What I'm not sure abvout is the outcome when the recovery starts to take place.

DonziJon
02-15-2009, 06:30 PM
Mike, I mean since we live in a world economy, we won't see a large increase in prices of imported goods or goods w/high percentages of imported content. Also, high unemployment is deflationary, so we won't see large increases in goods due to wages.
I don't disagree that in general we may see higher than normal inflation, but nothing in relation to the early '80's.
What I'm not sure abvout is the outcome when the recovery starts to take place.

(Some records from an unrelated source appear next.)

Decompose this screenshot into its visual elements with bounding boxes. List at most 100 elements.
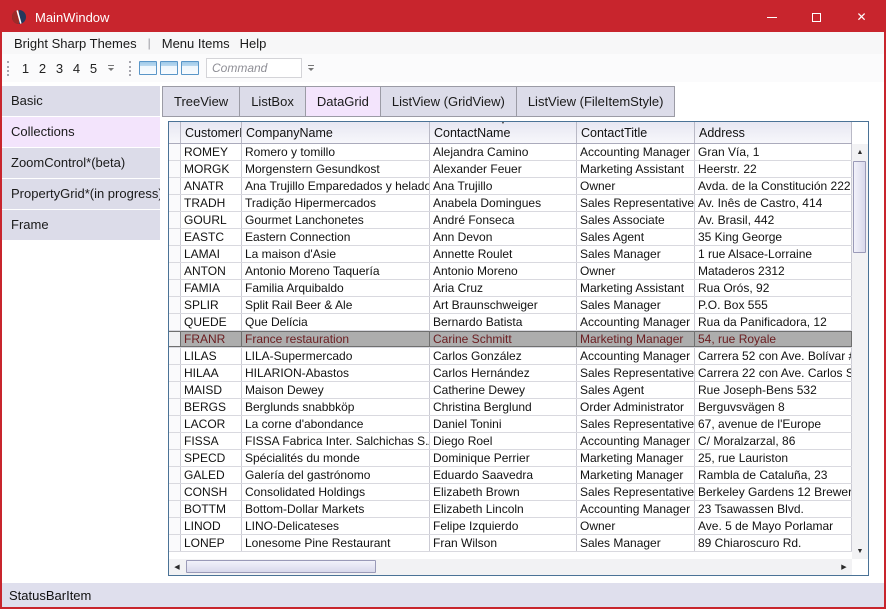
grid-cell[interactable]: FISSA — [181, 433, 242, 449]
grid-cell[interactable]: GALED — [181, 467, 242, 483]
grid-cell[interactable]: Annette Roulet — [430, 246, 577, 262]
column-header-companyname[interactable]: CompanyName — [242, 122, 430, 143]
grid-select-all-stub[interactable] — [169, 122, 181, 143]
toolbar-grip-icon[interactable] — [7, 61, 12, 76]
grid-cell[interactable]: 23 Tsawassen Blvd. — [695, 501, 852, 517]
table-row[interactable]: BERGSBerglunds snabbköpChristina Berglun… — [169, 399, 852, 416]
command-input[interactable] — [206, 58, 302, 78]
tab-listview-gridview-[interactable]: ListView (GridView) — [380, 86, 517, 117]
grid-cell[interactable]: Av. Inês de Castro, 414 — [695, 195, 852, 211]
toolbar-grip-icon[interactable] — [129, 61, 134, 76]
grid-cell[interactable]: CONSH — [181, 484, 242, 500]
row-header-stub[interactable] — [169, 144, 181, 160]
table-row[interactable]: MORGKMorgenstern GesundkostAlexander Feu… — [169, 161, 852, 178]
table-row[interactable]: HILAAHILARION-AbastosCarlos HernándezSal… — [169, 365, 852, 382]
grid-cell[interactable]: Sales Agent — [577, 229, 695, 245]
row-header-stub[interactable] — [169, 399, 181, 415]
grid-cell[interactable]: Christina Berglund — [430, 399, 577, 415]
table-row[interactable]: QUEDEQue DelíciaBernardo BatistaAccounti… — [169, 314, 852, 331]
grid-cell[interactable]: Accounting Manager — [577, 314, 695, 330]
table-row[interactable]: ROMEYRomero y tomilloAlejandra CaminoAcc… — [169, 144, 852, 161]
table-row-selected[interactable]: FRANRFrance restaurationCarine SchmittMa… — [169, 331, 852, 348]
toolbar-button-4[interactable]: 4 — [68, 61, 85, 76]
row-header-stub[interactable] — [169, 365, 181, 381]
grid-cell[interactable]: Bernardo Batista — [430, 314, 577, 330]
grid-cell[interactable]: Ann Devon — [430, 229, 577, 245]
grid-cell[interactable]: FAMIA — [181, 280, 242, 296]
table-row[interactable]: ANATRAna Trujillo Emparedados y heladosA… — [169, 178, 852, 195]
table-row[interactable]: TRADHTradição HipermercadosAnabela Domin… — [169, 195, 852, 212]
toolbar-button-3[interactable]: 3 — [51, 61, 68, 76]
grid-cell[interactable]: Elizabeth Brown — [430, 484, 577, 500]
grid-cell[interactable]: Ana Trujillo — [430, 178, 577, 194]
menu-item-bright-sharp-themes[interactable]: Bright Sharp Themes — [9, 36, 142, 51]
grid-cell[interactable]: BERGS — [181, 399, 242, 415]
grid-cell[interactable]: HILAA — [181, 365, 242, 381]
grid-cell[interactable]: Accounting Manager — [577, 348, 695, 364]
close-button[interactable]: ✕ — [839, 2, 884, 32]
grid-cell[interactable]: Carine Schmitt — [430, 331, 577, 347]
grid-cell[interactable]: Gran Vía, 1 — [695, 144, 852, 160]
grid-cell[interactable]: Mataderos 2312 — [695, 263, 852, 279]
grid-cell[interactable]: Bottom-Dollar Markets — [242, 501, 430, 517]
grid-cell[interactable]: Catherine Dewey — [430, 382, 577, 398]
table-row[interactable]: SPECDSpécialités du mondeDominique Perri… — [169, 450, 852, 467]
row-header-stub[interactable] — [169, 263, 181, 279]
grid-cell[interactable]: Ana Trujillo Emparedados y helados — [242, 178, 430, 194]
window-style-icon[interactable] — [181, 61, 199, 75]
row-header-stub[interactable] — [169, 229, 181, 245]
sidebar-item-collections[interactable]: Collections — [2, 117, 160, 147]
grid-cell[interactable]: Anabela Domingues — [430, 195, 577, 211]
row-header-stub[interactable] — [169, 467, 181, 483]
grid-cell[interactable]: Carrera 52 con Ave. Bolívar #6 — [695, 348, 852, 364]
grid-cell[interactable]: LAMAI — [181, 246, 242, 262]
grid-cell[interactable]: ANTON — [181, 263, 242, 279]
tab-listbox[interactable]: ListBox — [239, 86, 306, 117]
grid-cell[interactable]: Elizabeth Lincoln — [430, 501, 577, 517]
grid-cell[interactable]: LILAS — [181, 348, 242, 364]
grid-cell[interactable]: LILA-Supermercado — [242, 348, 430, 364]
grid-cell[interactable]: La maison d'Asie — [242, 246, 430, 262]
table-row[interactable]: LILASLILA-SupermercadoCarlos GonzálezAcc… — [169, 348, 852, 365]
grid-cell[interactable]: GOURL — [181, 212, 242, 228]
grid-cell[interactable]: Accounting Manager — [577, 144, 695, 160]
grid-cell[interactable]: Fran Wilson — [430, 535, 577, 551]
grid-cell[interactable]: Maison Dewey — [242, 382, 430, 398]
grid-cell[interactable]: 35 King George — [695, 229, 852, 245]
grid-cell[interactable]: Dominique Perrier — [430, 450, 577, 466]
grid-cell[interactable]: Marketing Manager — [577, 331, 695, 347]
table-row[interactable]: SPLIRSplit Rail Beer & AleArt Braunschwe… — [169, 297, 852, 314]
grid-cell[interactable]: 25, rue Lauriston — [695, 450, 852, 466]
grid-cell[interactable]: Antonio Moreno Taquería — [242, 263, 430, 279]
column-header-address[interactable]: Address — [695, 122, 852, 143]
table-row[interactable]: EASTCEastern ConnectionAnn DevonSales Ag… — [169, 229, 852, 246]
window-style-icon[interactable] — [139, 61, 157, 75]
row-header-stub[interactable] — [169, 297, 181, 313]
grid-cell[interactable]: Sales Representative — [577, 484, 695, 500]
grid-cell[interactable]: Eastern Connection — [242, 229, 430, 245]
tab-datagrid[interactable]: DataGrid — [305, 86, 381, 117]
toolbar-overflow-icon[interactable] — [105, 60, 116, 76]
grid-cell[interactable]: Accounting Manager — [577, 501, 695, 517]
row-header-stub[interactable] — [169, 433, 181, 449]
grid-cell[interactable]: Consolidated Holdings — [242, 484, 430, 500]
row-header-stub[interactable] — [169, 161, 181, 177]
grid-cell[interactable]: 1 rue Alsace-Lorraine — [695, 246, 852, 262]
grid-cell[interactable]: Morgenstern Gesundkost — [242, 161, 430, 177]
grid-cell[interactable]: FISSA Fabrica Inter. Salchichas S.A. — [242, 433, 430, 449]
grid-cell[interactable]: Marketing Assistant — [577, 280, 695, 296]
table-row[interactable]: BOTTMBottom-Dollar MarketsElizabeth Linc… — [169, 501, 852, 518]
grid-cell[interactable]: LINOD — [181, 518, 242, 534]
menu-item-help[interactable]: Help — [235, 36, 272, 51]
grid-cell[interactable]: André Fonseca — [430, 212, 577, 228]
grid-cell[interactable]: SPLIR — [181, 297, 242, 313]
grid-cell[interactable]: Sales Manager — [577, 297, 695, 313]
row-header-stub[interactable] — [169, 246, 181, 262]
grid-cell[interactable]: Romero y tomillo — [242, 144, 430, 160]
grid-cell[interactable]: 67, avenue de l'Europe — [695, 416, 852, 432]
grid-cell[interactable]: P.O. Box 555 — [695, 297, 852, 313]
grid-cell[interactable]: ANATR — [181, 178, 242, 194]
sidebar-item-zoomcontrol-beta-[interactable]: ZoomControl*(beta) — [2, 148, 160, 178]
grid-cell[interactable]: Spécialités du monde — [242, 450, 430, 466]
horizontal-scrollbar-thumb[interactable] — [186, 560, 376, 573]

Dam it George..I was just about to respond to this thread and out of the corner of my eye I noticed your New Sig and had to Back Up to verify: It threw OFF my whole train of thought. :bonk: John

gcarter
02-15-2009, 06:43 PM
Dam it George..I was just about to respond to this thread and out of the corner of my eye I noticed your New Sig and had to Back Up to verify: It threw OFF my whole train of thought. :bonk: John
What do you mean John???
I think she's a BEAUTIFUL woman.:wink:
Nothing scary about her!:eek::yes:
I remember during her first term as First Lady (remember, she said we got two for the price of one?), her apologists on the Sunday morning news shows kept telling those of us who didn't understand her, that we just weren't aware that she was a very sexy woman and we didn't know how to respond to that fact. :confused:

DonziJon
02-15-2009, 06:56 PM
What do you mean John???
I think she's a BEAUTIFUL woman.:wink:
Nothing scary about her!:eek::yes:
I remember during her first term as First Lady (remember, she said we got two for the price of one?), her apologists on the Sunday morning news shows kept telling those of us who didn't understand her, that we just weren't aware that she was a very sexy woman and we didn't know how to respond to that fact. :confused:

I can just picture Matty fumbling around pushing buttons to turn his Sigs BACK On to see what we're talking about. :nilly: John

Ghost
02-15-2009, 07:05 PM
I can just picture Matty fumbling around pushing buttons to turn his Sigs BACK On to see what we're talking about. :nilly: John

And afterward, throwing his entire computer out in disgust.